2011 Ford Diesel 6.7 - Dies out Under a Load
I have had this vehicle that was towed in crank no start it had a code p2291 Injector control pressure too low cranking. we have replaced low pressure fuel pump on frame rail and the secondary filter. We now had 65-70 psi low side pressure but after priming the fuel system we could only get 550-600 psi high side pressure and it needs 4300 psi to start.
After reading all the problems with the high pressure CP4 pumps we ordered a pump from Ford we installed the pump and still didn't have any more fuel pressure. With the IDS ford scan tool going through many different modes I did a Relative compression test and found cylinder #6 was at 92% when all others were at 100 %. I suspected I had a leaking injector preventing the fuel pressure to get to the 4300 psi to start so I decided to replace all 4 injectors on the drivers side. After replacing left bank injectors we did get the vehicle to start we contacted the customer and informed him that the truck was running and he said you might as well replace the other 4 injectors.
(BE CAREFULL UN- BOLTING THE INJECTOR BOLTS THEY BREAK)
So after ordering a special tool from rotunda, we installed the remaining injectors. Road testing the vehicle, it stalls out on a very steep incline. After 4-5 minutes it starts and runs fine. Back to the shop I test with the Ford IDS scan tool and do a high pressure fuel test it passes step # 1 build up time, but fails step 2,3,4and 5 the drop down times all pass.
Any help would be appreciated
Did you follow the steps of replacing the injectors to a "T"? Including programming the IQA numbers from each injector into the PCM?
Yes we have programmed the IQA numbers
Did you inspect the fuel system for metal contamination? Pull the FRP regulator out and look for debris. If it has metal, the entire fuel system should be replaced.
Yes i forgot to mention that both fuel rails were inspected both pressure control solenoid and FPR sensor were inspected . No contamination anywhere. The only thing i didn't do was run a Fuel balance control test on a road test .
FRP#2 is in the driver side rail. Does it have rust build up in it? I attached a pic.
We have inspected pressure control valve and fuel rail pressure sensor for contamination. They are clean as a whistle. If we have the high pressure fuel pump out of time off 1 tooth do you think this could be our problem?
Not at all! I have seen pumps 90 degrees out of time with no drivability issues. The only other fuel control in this circuit is FRP#2. Its operation is mainly over 1500 RPM. What is the fuel pressure when it stalls and will not restart?
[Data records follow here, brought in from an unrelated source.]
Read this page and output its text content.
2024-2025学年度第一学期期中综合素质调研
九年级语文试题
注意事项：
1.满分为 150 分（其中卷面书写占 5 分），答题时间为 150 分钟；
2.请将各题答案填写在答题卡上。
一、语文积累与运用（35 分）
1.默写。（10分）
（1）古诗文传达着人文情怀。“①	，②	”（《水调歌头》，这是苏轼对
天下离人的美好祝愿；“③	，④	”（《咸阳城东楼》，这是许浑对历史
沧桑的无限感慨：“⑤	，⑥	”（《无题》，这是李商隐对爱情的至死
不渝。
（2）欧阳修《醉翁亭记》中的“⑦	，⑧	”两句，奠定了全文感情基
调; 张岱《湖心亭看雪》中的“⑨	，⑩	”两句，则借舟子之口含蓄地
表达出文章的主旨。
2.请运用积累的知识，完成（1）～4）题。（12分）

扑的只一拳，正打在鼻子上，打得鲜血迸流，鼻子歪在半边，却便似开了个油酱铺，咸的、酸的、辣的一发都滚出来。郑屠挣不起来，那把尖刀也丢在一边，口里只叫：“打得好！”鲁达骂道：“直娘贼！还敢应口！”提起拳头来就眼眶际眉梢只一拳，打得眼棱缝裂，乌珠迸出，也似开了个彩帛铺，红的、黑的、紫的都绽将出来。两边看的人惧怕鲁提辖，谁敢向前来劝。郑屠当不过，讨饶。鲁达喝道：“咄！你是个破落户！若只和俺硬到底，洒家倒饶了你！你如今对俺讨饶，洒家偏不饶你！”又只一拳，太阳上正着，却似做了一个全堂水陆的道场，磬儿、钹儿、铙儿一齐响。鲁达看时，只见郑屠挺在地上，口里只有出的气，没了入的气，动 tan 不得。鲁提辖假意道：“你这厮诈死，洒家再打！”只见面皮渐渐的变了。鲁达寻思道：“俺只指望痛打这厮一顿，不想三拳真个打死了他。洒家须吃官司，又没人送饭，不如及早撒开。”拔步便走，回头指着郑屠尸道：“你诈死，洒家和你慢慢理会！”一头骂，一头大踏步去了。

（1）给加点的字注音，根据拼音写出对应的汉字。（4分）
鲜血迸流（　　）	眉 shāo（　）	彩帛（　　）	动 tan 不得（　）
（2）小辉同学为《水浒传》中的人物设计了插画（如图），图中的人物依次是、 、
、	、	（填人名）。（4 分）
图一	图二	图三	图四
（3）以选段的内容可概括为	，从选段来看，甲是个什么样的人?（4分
What other testing have you done? There are additional tests to be run if the IDS high pressure fuel system test fails. Also, just so you know, this engine only needs 2030 psi of high pressure fuel system pressure to start the truck. Did you record any pid info when the stall occurred? After you replaced the HP Fuel Pump, how did you bleed the system?
If it stalls on a very steep incline, it almost certainly ran out of fuel. You should have had a scan tool on it while driving, and been been monitoring fuel pressures when the symptom occurred. Likely the fuel reservoir in the tank is not hold fuel correctly, resulting in air being pulled into the fuel supply when the bulk of the fuel flows to the end of the tank.
Have you put flow guage on the low pressure side of fuel system? Also how about tapping into the suction side of lift pump measuring suction while test driving?
Yes it will stall under a load going up a very steep grade but in the shop it constantly will fail some parts of a high pressure fuel test . Road testing yesterday with the Ids hooked up I did have a drop in fuel pressure. It did restart in 30 seconds and I was able to continue up the 1/2 mile remaining of the hill.
Check for aeration in the fuel to the HP pump. If no fault is there, the pressure regulator in the rail likely is leaking. You need to test things instead of just replacing parts.
Agreed. We need more info in order to help out.
The filter on the rail is the most common place for aeration to occur. To many times people reuse the oring or overtighten the filter cap and break the stop on the pump.